Unlike visible security cameras, online surveillance was largely hidden from the public until former National Security Agency contractor Edward Snowden leaked details about the activities of American spies and their allies.

British politicians and spies have been at the forefront of electronic data-gathering. In the months after the 7/7 attacks, Britain helped pass a European Union directive requiring telecoms companies to retain data for up to two years. Last year, it was struck down by the European Court of Justice.

The British government attempted to introduce the Communications Data Bill — dubbed the Snoopers' Charter by opponents — to force British telecommunications providers to retain for a year records of all phone and email traffic and website visits. It was eventually shelved amid opposition from Liberal Democrat lawmakers.

Court rulings have also curbed some British surveillance activities. But public debate about the civil liberties implications of snooping has been more muted here than in the U.S. or some other European countries.

Anderson said in Britain, "there is a relatively high degree of trust in the state and in its intelligence agencies," and the word spies often evokes benign images of James Bond or Bletchley Park code-breakers.

There have been fewer leaks to expose the covert activities of Britain's MI5 and MI6 than there have been about the CIA — though whether that is the result of luck, deference or genuine high standards is debatable.
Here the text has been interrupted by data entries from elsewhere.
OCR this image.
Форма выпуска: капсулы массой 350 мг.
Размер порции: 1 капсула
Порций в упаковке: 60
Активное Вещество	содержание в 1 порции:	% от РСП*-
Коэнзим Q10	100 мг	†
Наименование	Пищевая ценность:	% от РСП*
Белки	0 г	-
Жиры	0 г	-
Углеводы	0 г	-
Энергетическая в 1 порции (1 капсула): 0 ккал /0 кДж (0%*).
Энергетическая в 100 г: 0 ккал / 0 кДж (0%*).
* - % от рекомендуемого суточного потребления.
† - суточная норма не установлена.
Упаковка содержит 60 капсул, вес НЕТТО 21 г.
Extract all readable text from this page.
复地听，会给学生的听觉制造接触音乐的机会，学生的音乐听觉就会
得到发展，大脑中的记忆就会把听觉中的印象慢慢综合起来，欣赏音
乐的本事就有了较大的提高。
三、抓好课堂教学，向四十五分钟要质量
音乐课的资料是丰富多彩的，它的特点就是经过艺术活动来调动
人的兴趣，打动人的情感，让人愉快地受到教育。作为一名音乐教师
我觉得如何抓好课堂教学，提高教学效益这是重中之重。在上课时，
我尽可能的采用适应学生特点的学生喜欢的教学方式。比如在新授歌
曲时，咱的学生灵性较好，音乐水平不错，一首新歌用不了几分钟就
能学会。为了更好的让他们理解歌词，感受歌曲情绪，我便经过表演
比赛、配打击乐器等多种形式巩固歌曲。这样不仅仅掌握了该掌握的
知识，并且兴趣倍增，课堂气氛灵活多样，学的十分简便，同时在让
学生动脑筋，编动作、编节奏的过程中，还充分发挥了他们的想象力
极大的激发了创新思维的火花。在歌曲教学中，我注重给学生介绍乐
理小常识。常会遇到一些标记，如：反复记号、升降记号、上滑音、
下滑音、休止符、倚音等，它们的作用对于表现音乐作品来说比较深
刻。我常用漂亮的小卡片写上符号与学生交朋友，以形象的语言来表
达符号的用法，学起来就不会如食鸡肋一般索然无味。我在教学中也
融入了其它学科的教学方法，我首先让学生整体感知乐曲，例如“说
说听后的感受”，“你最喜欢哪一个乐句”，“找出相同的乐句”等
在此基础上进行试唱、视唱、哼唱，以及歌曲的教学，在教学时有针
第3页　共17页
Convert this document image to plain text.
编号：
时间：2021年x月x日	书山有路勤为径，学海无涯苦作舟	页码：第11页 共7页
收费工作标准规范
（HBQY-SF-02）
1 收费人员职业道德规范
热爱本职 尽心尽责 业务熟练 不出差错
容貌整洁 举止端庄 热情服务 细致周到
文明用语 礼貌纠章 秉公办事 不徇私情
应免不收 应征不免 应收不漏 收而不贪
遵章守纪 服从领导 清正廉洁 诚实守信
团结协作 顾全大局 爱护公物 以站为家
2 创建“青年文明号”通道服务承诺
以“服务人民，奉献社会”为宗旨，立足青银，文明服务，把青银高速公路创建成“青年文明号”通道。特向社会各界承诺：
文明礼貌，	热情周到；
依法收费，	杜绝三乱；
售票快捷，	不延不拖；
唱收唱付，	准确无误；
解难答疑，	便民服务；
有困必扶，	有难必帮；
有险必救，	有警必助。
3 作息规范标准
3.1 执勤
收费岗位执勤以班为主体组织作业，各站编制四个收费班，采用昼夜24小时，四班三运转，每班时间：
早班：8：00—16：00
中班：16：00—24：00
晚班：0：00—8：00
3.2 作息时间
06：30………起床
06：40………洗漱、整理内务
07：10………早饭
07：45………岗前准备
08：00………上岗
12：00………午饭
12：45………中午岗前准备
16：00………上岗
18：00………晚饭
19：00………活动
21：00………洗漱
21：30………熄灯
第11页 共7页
Britons also know that the threat of terrorism is real, and there is evidence to suggest cyber-spying works. In a report released last month, Anderson said spies' use of bulk communications data helped foil plots including an al-Qaida plan to have sleeper cells launch waves of attacks in several European countries.

The attack in Tunisia has brought more promises of swift action. Prime Minister David Cameron vowed to "step up our own efforts to support our agencies in tracking vital online communications." His Conservative government, elected in May, plans to introduce a new, more limited, version of the Communications Data Bill.

Cameron has also introduced a law requiring schools and other public institutions to identify and tackle signs of radicalization — a step opponents claim seeks to turn teachers into spies.

Anderson thinks some of the measures brought in since 7/7 have been effective, and some have been excessive.

His report said "a comprehensive and comprehensible new law should be drafted from scratch ... providing for clear limits and safeguards on any intrusive power that it may be necessary for public authorities to use."

He recommended a judge, rather than a government minister, should sign off on requests to intercept data — already the procedure in the U.S. and many other countries.

Anderson describes the last decade as "five years getting tougher, five years cautious liberalization and I think now we're at a crossroads."

"It remains to be seen what this government does," he said.